The firm also provides debt capital to middle-market companies for:
- Acquisitions
- Management buyouts
- Growth financings
- Recapitalizations
- Refinancing
The firm seeks to partner with entrepreneurs, business owners, and management teams, and generally provides “one-stop” financing alternatives within its lower-middle market portfolio.
Main Street Capital typically invests in lower-middle-market companies with annual revenues ranging from $10 million to $150 million.
The firm’s middle market debt investments are in businesses that are generally larger than its lower middle market portfolio companies. It also creates majority and minority equity.

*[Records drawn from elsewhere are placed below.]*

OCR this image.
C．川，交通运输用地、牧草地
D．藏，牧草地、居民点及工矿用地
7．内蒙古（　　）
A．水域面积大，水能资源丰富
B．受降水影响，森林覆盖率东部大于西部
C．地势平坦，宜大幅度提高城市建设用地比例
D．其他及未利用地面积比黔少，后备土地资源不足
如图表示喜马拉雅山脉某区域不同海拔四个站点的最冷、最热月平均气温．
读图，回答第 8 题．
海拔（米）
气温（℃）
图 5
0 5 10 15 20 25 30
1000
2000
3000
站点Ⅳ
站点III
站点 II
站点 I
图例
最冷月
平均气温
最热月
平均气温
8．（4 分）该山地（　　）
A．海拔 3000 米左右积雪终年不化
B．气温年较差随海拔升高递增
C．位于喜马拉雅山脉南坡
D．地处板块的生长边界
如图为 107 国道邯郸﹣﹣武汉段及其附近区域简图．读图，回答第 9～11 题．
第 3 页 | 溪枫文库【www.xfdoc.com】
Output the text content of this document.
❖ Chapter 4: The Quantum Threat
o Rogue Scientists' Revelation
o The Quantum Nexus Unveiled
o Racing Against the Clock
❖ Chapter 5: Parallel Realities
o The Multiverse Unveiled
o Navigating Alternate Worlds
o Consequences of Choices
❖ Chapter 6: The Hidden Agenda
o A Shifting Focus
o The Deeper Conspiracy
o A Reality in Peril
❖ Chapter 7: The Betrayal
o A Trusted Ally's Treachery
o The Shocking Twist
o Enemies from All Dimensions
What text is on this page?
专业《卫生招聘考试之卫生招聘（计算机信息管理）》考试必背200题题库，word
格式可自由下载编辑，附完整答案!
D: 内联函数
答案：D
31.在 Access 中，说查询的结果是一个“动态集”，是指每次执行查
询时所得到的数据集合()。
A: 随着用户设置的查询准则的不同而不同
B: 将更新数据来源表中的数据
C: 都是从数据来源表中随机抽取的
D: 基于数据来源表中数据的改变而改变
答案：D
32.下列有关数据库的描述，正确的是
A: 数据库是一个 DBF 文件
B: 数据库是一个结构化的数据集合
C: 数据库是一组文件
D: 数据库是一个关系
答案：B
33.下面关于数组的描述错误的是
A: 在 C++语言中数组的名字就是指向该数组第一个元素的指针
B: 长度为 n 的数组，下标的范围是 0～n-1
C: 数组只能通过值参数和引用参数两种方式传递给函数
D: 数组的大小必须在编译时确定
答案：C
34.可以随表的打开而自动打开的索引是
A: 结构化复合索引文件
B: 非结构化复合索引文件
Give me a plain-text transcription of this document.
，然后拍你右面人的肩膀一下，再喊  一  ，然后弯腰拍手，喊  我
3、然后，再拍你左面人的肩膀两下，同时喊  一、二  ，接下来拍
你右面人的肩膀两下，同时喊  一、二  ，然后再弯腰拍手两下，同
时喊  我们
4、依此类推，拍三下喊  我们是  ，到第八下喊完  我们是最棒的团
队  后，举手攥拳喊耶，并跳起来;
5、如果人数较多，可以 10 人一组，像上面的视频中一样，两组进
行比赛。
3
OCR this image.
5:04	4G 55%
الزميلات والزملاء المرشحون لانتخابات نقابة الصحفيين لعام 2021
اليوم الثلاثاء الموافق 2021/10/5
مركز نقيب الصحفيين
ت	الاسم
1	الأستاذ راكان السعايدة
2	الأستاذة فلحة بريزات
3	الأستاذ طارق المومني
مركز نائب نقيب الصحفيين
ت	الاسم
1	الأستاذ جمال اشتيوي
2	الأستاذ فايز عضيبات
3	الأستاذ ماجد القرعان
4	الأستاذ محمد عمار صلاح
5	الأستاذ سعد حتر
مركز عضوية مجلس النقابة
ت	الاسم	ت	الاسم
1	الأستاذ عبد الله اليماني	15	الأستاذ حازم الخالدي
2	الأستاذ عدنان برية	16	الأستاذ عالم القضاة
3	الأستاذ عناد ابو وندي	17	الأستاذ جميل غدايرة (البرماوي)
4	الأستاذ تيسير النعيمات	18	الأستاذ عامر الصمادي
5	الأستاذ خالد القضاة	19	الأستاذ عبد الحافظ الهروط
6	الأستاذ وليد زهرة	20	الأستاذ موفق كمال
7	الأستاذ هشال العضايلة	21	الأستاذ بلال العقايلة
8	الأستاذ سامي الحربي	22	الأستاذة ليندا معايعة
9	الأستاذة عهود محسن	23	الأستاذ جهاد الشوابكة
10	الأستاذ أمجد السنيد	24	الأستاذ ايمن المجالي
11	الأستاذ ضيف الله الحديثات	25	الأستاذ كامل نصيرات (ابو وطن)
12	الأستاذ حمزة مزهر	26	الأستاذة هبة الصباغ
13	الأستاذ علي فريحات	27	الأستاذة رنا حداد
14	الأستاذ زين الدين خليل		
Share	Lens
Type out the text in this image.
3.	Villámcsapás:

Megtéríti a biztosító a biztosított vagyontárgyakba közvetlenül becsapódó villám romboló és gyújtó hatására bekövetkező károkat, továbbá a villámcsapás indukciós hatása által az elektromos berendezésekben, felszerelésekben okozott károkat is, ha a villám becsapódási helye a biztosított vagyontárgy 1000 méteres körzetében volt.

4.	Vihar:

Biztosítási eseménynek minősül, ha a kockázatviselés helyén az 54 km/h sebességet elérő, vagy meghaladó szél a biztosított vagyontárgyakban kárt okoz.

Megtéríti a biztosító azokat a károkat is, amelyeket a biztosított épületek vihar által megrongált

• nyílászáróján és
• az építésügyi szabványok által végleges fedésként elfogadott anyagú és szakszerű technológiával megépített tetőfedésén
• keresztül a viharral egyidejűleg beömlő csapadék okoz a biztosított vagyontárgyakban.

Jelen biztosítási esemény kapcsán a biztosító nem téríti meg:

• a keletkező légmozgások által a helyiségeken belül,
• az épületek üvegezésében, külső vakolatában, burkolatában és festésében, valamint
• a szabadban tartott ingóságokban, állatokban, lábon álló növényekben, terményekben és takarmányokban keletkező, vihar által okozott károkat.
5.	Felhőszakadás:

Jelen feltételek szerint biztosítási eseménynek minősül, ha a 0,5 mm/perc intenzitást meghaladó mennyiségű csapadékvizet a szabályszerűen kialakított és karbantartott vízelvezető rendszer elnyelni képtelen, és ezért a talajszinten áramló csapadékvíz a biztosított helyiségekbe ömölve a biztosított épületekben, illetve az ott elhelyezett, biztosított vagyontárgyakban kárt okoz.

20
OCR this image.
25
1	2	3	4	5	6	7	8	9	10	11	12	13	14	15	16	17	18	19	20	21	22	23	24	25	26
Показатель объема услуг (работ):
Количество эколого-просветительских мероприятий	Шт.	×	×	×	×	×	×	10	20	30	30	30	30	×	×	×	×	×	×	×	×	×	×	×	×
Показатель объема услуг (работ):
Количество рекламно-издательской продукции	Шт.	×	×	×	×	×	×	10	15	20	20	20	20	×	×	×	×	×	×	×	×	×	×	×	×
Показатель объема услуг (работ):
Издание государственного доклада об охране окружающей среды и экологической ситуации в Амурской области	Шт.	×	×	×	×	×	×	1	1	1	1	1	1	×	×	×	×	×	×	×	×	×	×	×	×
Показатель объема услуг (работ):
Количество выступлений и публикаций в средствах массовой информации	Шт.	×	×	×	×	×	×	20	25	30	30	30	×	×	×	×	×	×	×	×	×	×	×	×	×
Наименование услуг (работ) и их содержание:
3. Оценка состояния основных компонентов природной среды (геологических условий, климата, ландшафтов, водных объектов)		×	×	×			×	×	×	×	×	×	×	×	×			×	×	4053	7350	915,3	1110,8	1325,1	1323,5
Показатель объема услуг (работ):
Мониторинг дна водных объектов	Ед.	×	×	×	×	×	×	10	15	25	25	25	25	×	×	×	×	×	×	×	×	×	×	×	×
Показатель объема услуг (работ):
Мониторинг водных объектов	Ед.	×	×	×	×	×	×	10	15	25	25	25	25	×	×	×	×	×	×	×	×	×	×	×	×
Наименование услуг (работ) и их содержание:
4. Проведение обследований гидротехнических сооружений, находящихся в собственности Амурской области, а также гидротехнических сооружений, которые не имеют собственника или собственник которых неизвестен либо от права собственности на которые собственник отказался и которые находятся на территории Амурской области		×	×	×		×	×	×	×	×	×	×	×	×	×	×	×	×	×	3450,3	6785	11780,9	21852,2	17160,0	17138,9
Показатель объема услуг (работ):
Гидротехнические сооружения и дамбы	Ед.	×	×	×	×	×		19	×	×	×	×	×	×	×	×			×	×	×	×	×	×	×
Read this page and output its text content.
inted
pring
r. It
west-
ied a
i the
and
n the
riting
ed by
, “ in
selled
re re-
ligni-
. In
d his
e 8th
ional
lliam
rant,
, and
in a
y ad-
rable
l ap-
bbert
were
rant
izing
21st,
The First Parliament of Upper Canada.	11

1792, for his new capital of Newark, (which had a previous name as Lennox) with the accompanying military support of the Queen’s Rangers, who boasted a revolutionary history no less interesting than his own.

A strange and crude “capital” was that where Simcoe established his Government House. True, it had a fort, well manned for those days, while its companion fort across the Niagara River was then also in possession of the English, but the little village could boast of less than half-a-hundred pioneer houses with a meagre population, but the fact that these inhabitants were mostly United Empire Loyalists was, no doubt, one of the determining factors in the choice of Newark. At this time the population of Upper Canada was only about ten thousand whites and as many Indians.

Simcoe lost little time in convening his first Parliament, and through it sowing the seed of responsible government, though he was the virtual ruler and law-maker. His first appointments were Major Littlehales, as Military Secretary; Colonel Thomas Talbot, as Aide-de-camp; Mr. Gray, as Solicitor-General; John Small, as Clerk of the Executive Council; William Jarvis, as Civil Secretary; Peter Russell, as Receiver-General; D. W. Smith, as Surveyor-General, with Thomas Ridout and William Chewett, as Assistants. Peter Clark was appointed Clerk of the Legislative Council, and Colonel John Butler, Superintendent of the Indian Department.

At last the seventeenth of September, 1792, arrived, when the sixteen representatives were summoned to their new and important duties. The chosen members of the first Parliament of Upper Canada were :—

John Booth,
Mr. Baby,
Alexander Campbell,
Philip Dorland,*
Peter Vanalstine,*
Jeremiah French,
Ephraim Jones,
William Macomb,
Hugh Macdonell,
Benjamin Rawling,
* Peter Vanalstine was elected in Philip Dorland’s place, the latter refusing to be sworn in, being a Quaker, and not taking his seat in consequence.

Main Street Capital’s one, three, and five-year returns all beat the S&P 500:
- 1 year: 46.98% versus 22.26%
- 3 year: 80.68% versus 52.97%
- 5 year: 201.85% versus 90.55%
The shares have four Buy ratings according to AI reports, but no price targets were located.
Sixth Street Specialty Lending
This boutique giant has crushed the S&P 500 over the past five years. Sixth Street Specialty Lending Inc. (NYSE: TSLX) is a specialty finance company focused on lending to middle-market companies.
The company seeks to generate current income primarily in United States-domiciled middle-market companies through direct originations of senior secured loans and, to a lesser extent, originations of mezzanine loans and investments in corporate bonds, equity securities, and other instruments.
It invests in first-lien debt, second-lien debt, mezzanine, and unsecured debt and equity, and other investments.
The company’s first-lien debt may include:
- Stand-alone first-lien loans
- Last out first-lien loans, which are loans that have a secondary priority behind super-senior first-out first-lien loans
- Unitranche loans, which are loans that combine features of first-lien, second-lien, and mezzanine debt, generally in a first-lien position
- Secured corporate bonds with similar features to these categories of first-lien loans
Sixth Street Specialty Lending Advisers manages it.
Sixth Street Specialty Financing one, three, and five-year returns all crushed the S&P 500:
- 1 year: 31.99% versus 22.26%
- 3 year: 70.22% versus 52.97%
- 5 year: 137.01% versus 90.04%
Wells Fargo has an Overweight rating with a $24 price objective.